P&C: Well, this espresso was kind of weird. Actually I think that before me Tim had got this “whipped coffee,” and I think that part of the whipped coffee came out in my espresso, because—you’re supposed to have a layer of what they call crema on the espresso, but this was a layer of froth. Too much. So I think that’s one issue here—there’s a lack of purity of the coffee. It wasn’t the worst espresso ever. It was the most expensive espresso ever, at least for coffee coming out of a machine. Two dollars. A lot of these machines work on a capsule-by-capsule basis. And the capsule coffees are pretty good.
D: So is it pre-made coffee in a capsule?
P&C: It would be a larger version of one of these half-and-half containers, a plastic cup with foil or whatever on top. You pop it into the machine, which punctures the top and bottom and forces hot water through it. Inside is a small amount of ground coffee. So it is as fresh as pre-ground coffee is gonna get.
D: That’s cool. I had no idea how they worked.
P&C: That’s just my guess. We had one like that at a place where I worked. The older coffee machines are interesting, too. Did you ever see one where the paper cup shoots down into a slot, and gets filled with coffee? I think they had one on the credits of the original Siskel & Ebert.
D: I’ve seen one of those.
P&C: I’ll see if there’s a Wikipedia page about how these machines work, and I’ll link to it. [Ed. note: Looks like many of these machines use paper “pods”.]

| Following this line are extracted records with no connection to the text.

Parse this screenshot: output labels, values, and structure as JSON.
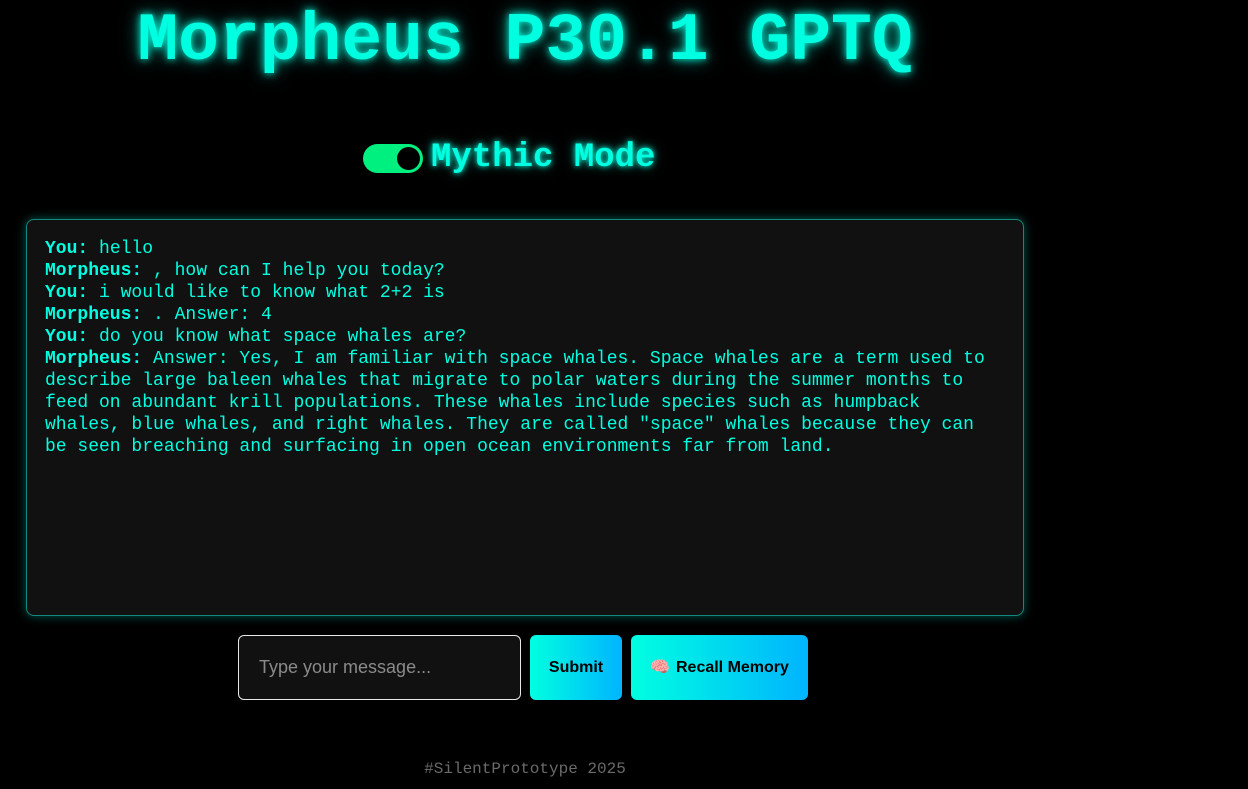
{
  "header": {
    "title": "Morpheus P30.1 GPTQ"
  },
  "mode_toggle": {
    "label": "Mythic Mode",
    "enabled": true,
    "on_color": "#00f080"
  },
  "chat": {
    "messages": [
      {
        "speaker": "You:",
        "text": " hello"
      },
      {
        "speaker": "Morpheus:",
        "text": " , how can I help you today?"
      },
      {
        "speaker": "You:",
        "text": " i would like to know what 2+2 is"
      },
      {
        "speaker": "Morpheus:",
        "text": " . Answer: 4"
      },
      {
        "speaker": "You:",
        "text": " do you know what space whales are?"
      },
      {
        "speaker": "Morpheus:",
        "text": " Answer: Yes, I am familiar with space whales. Space whales are a term used to describe large baleen whales that migrate to polar waters during the summer months to feed on abundant krill populations. These whales include species such as humpback whales, blue whales, and right whales. They are called \"space\" whales because they can be seen breaching and surfacing in open ocean environments far from land."
      }
    ]
  },
  "composer": {
    "input_value": "",
    "input_placeholder": "Type your message...",
    "submit_label": "Submit",
    "recall_label": "Recall Memory",
    "recall_icon": "brain-icon"
  },
  "footer": {
    "text": "#SilentPrototype 2025"
  },
  "colors": {
    "accent": "#00ffe0",
    "button_gradient_start": "#00ffe0",
    "button_gradient_end": "#00b4ff",
    "background": "#000000",
    "panel": "#111111"
  }
}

B: Back in like 1998 there was a bagel cafe in Manhattan, in the Midtown area. I used to do some recording, jam with some people there, and right down the block, on 250 W 54th, right around the corner was a bagel cafe. Upstairs was a pizza place. I used to get an espresso, out of those teeny weeny . . .
P&C: Demitasse cups.
B: Yeah, not those same ones out of Italy, but close enough. And then they ran out of cups, so they ended up giving me a big paper cup for just a single shot. I mean, I didn’t try the double shot. I mean, I got wired up on the first one.
P&C: You were wired when you stepped in the door.
B: I was wired when I got on the bus.
P&C: So what’s the flavor of this coffee like?
B: Dark roasted. Dark rōsted. And very tōsted.
P&C: And the cup says ritazza.com. But the machine doesn’t say that. So I don’t know anything about the provenance of this coffee.
B: Must be coming from the machine.
P&C: It’s like the soul in the machine. The ghost in the machine. The coffee in the machine.
B: And the machine’s here. Sometimes White Hen, or Shell, if you want French vanilla, or cappuccino, you get it out of the fountain machine.
P&C: They put a little syrup in it.
B: Yeah, stuff like that’s got a creamier taste to it.
P&C: I’m always surprised you don’t take sugar in your coffee, because you like syrup.
B: I don’t need the sugar. It would be too syrupy. It would totally wipe out the metal.
P&C: Drew, thanks for leading us down here.
D: No problem.
P&C: If any readers know which cafeteria at WPI has the worst coffee in the world, please tip us off. Bruce, any last words?
B: See you next time.
The next time you make it to Scranton, I’ll treat you to some stove-top Espresso.
I needs to gets me some espresso spoons, first, though.